3°) à ce qu'il soit mis à la charge du département du Finistère, ou de toute partie perdante, le paiement d'une somme de 2 000 euros au titre des dispositions de l'article L. 761-1 du code de justice administrative.

Elle fait valoir que :

- la société Holding Socotec, qui a une activité de holding et non de contrôle technique, doit être mise hors de cause, seule la société Socotec Construction étant venue aux droits de la société Socotec France à la suite d'une cession partielle d'actifs ;

- son dire du 14 octobre 2016, et les multiples avis qui étaient joints, démontrent qu'elle a, tout au long du chantier, attiré l'attention des intervenants à la construction sur les risques d'infiltrations et de tenue du bardage et des cassettes ;

- il n'appartient pas au contrôleur technique, qui n'en a d'ailleurs pas les moyens, de s'assurer du respect de ses avis et encore moins, de se substituer au constructeur ;

- les désordres ne lui sont pas imputables, de sorte que sa responsabilité, y compris décennale, ne saurait être engagée ;

- elle est fondée à solliciter subsidiairement la condamnation in solidum de l'architecte, de la société Sofresid Engineering et de la société Clairalu à la garantir et relever indemne de toute condamnation qui serait prononcée à son encontre au titre des désordres affectant les façades de l'ouvrage, ou à tout le moins, à hauteur de 90 % de ces condamnations ;

- la présence du contrôleur technique sur le chantier est périodique et ne permet pas qu'il procède à un examen méticuleux de chaque ouvrage réalisé par chaque intervenant ;

- le désordre affectant la couverture de l'ouvrage ne résulte d'aucun défaut de conception, de sorte que le contrôle de la réalisation de ses ouvrages par l'entreprise Bihannic relevait de son obligation d'auto-contrôle ;

- le désordre constaté s'agissant de la couverture du bâtiment ne lui est pas imputable ;

- elle est fondée à solliciter subsidiairement la condamnation de la société Bihannic mais également de l'architecte, à la garantir et relever indemne de toute condamnation qui serait prononcée à son encontre au titre des désordres affectant la couverture de l'ouvrage, ou à tout le moins, à hauteur de 90 % de ces condamnations.

Vu :

- l'ordonnance nos 1501206 et 1505325 rendue le 25 novembre 2019 par le président du tribunal administratif de Rennes portant taxation et liquidation des frais et honoraires de l'expert judiciaire ;

- les autres pièces du dossier.

Vu :

- le code civil ;

- le code général des impôts ;

- le code des marchés publics ;

- le code de justice administrative.

Les parties ont été régulièrement averties du jour de l'audience.

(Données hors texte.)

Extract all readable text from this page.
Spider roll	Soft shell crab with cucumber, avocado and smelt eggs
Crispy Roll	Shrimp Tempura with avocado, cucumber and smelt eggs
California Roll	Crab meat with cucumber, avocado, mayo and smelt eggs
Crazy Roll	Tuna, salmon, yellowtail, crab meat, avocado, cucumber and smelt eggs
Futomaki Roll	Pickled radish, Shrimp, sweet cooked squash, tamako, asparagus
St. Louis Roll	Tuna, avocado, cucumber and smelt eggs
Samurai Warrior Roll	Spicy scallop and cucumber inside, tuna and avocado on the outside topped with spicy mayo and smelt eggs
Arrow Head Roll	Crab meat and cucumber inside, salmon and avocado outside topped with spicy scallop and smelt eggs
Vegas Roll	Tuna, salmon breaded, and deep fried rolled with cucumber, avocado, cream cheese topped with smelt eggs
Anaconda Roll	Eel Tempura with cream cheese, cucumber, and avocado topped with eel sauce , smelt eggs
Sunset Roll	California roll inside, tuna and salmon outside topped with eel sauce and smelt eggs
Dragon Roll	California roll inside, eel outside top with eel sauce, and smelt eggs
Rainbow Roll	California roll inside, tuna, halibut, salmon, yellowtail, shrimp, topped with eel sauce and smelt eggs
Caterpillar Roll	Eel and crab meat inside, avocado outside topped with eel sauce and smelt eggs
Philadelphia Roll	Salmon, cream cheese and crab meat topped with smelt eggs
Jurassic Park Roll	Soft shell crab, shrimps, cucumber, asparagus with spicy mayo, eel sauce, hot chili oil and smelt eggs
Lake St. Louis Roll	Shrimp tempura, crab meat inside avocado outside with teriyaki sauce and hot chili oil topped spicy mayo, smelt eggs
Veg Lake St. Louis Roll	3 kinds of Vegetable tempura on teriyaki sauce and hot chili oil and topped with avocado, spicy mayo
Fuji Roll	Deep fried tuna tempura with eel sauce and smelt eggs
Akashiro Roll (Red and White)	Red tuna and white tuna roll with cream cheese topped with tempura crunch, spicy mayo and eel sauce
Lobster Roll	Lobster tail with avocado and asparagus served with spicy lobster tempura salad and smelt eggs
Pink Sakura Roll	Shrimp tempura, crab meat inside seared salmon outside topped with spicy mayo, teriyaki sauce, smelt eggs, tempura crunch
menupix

Ont été entendus au cours de l'audience publique :

- le rapport de Mme D,

- les conclusions de M. Rémy, rapporteur public,

- et les observations de Me Collet, représentant le département du Finistère, de Me Parée, représentant la société Socotec Construction et la SAS Holding Socotec, et de Me Hallouet, représentant la société Bihannic.

Considérant ce qui suit :

1. En 2002, le département du Finistère a décidé d'entreprendre la construction de locaux administratifs destinés au Centre d'action sociale de Brest Rive droite. La maîtrise d'œuvre de ce projet a été confiée, par l'intermédiaire de la société d'aménagement du Finistère (SAFI) intervenant pour le compte du maître d'ouvrage, à un groupement d'entreprises, composé notamment de M. C, en tant qu'architecte et mandataire, de la société Etude et Innovation, en tant qu'économiste de la construction, et de la société Sofresid Ouest, désormais Sofresid Engineering, en tant que bureau d'études. Le contrôle technique de l'opération a été dévolu à la société Socotec France, devenue depuis la société Socotec Construction. Les travaux, divisés en plusieurs lots, ont été attribués notamment à la société Entreprise Bihannic pour le lot n°4 - " Couverture bardage zinc " et à la société Clairalu pour le lot n°6 " Menuiseries extérieures ". L'ouvrage, dont la construction a débuté en 2004, a été réceptionné, avec réserves, le 22 novembre 2005, avec effet au 19 septembre 2005. Ces réserves ont été levées par procès-verbal du 14 avril 2006. Des infiltrations, par les façades et la toiture, étant apparues dès la première année d'occupation des locaux, diverses interventions en réparation ont été effectuées, en dépit desquelles les désordres se sont amplifiés. Désigné le 20 mai 2015 par le président du tribunal administratif de Rennes, M. A a remis un rapport d'expertise le 7 novembre 2019 constatant que les infiltrations tant par la couverture de l'ouvrage que par les façades nuisent à la destination des lieux. Par le présent recours, le département du Finistère demande la condamnation des participants aux opérations de travaux à l'indemniser, d'une part, d'une somme de 333 790,40 euros en réparation des désordres affectant les façades et, d'autre part, d'une somme de 220 379,04 euros en réparation des désordres affectant la couverture du bâtiment. Les sociétés mises en cause présentent, chacune, des conclusions à fin d'appel en garantie.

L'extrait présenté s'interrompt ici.